In Rhetoric: Concepts, Definitions, Boundaries, William A. Covino and David A. Jolliffe write, “Rhetoric is not dialectic, although Aristotle calls rhetoric the antistrophos (counterpart) to dialectic, and the examples from Plato and Berthoff above suggest that rhetorical explanation can take on a dialectical—question-answer or comment-response—form” (8). While Covino and Jolliffe’s essay does not directly address the concept of visual rhetoric and the various modes or forms which argument might take, I think their link between rhetoric and dialectic is an appropriate locus point around which to construct the central theme of this project: visual argument and the teaching of it to college students. The interspersing of visuals/photographs with written texts creates an argument that is directly dialectical not only in the content of the argument itself, but also in the form the argument takes. In a very simplistic sense, one might say that the exchange between visuals and text or other modes of discourse serves as an extension—or metaphor—of the dialectical exchange of ideas within the framework of the argument itself. It is for this reason—the instilling in students’ minds of argument as dialectical—that I believe the pedagogy of visual rhetoric is crucial for the college composition teacher to consider.

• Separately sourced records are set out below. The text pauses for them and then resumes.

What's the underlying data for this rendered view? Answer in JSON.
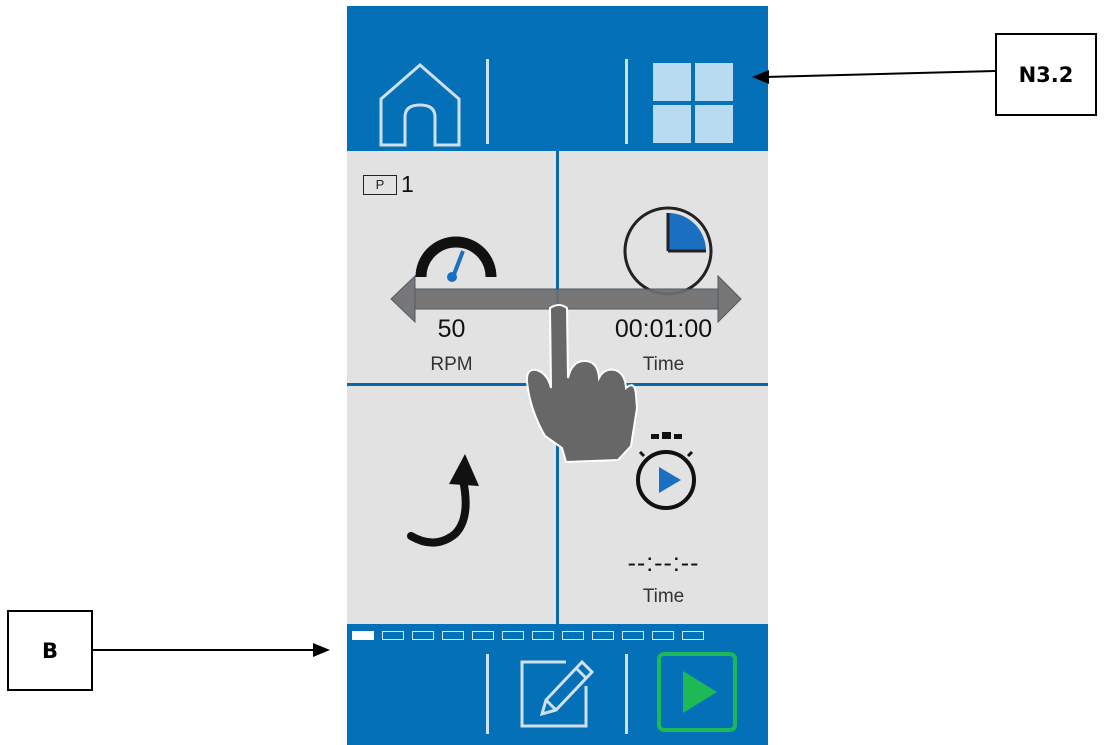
{
  "header": {
    "home_icon": "home-icon",
    "grid_icon": "grid-view-icon"
  },
  "program": {
    "prefix": "P",
    "number": "1"
  },
  "tiles": {
    "speed": {
      "icon": "speedometer-icon",
      "value": "50",
      "label": "RPM"
    },
    "time": {
      "icon": "clock-icon",
      "value": "00:01:00",
      "label": "Time"
    },
    "direction": {
      "icon": "rotation-arrow-icon"
    },
    "timer": {
      "icon": "stopwatch-play-icon",
      "value": "--:--:--",
      "label": "Time"
    }
  },
  "pager": {
    "count": 12,
    "active_index": 0
  },
  "footer": {
    "edit_icon": "edit-pencil-icon",
    "start_icon": "play-icon"
  },
  "gesture": {
    "icon": "swipe-hand-icon"
  },
  "callouts": {
    "top": "N3.2",
    "bottom": "B"
  },
  "colors": {
    "primary_blue": "#0470b8",
    "tile_gray": "#e2e2e2",
    "start_green": "#1db954",
    "accent_blue": "#1a6fc1"
  }
}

The danger that emerges in the teaching of visual rhetoric without teaching the basic principles of ethos, logos, and pathos, is that students may begin to let the emotional pull of images supersede the logos of the argument, so that a visual argument might become a collage of sentimental images and symbols so connected with the bathos of emotion that it does not carry any actual logical weight at all. This brings me to another purpose of this blog: to explore ways of teaching visual rhetoric so that it complements—rather than replaces—the traditional methods of logical arguments that have survived through the ages.


Work Cited

Covino, William A., and David A. Jolliffe. Rhetoric: Concepts, Definitions, Boundaries. Boston: Allyn and Bacon, 1995.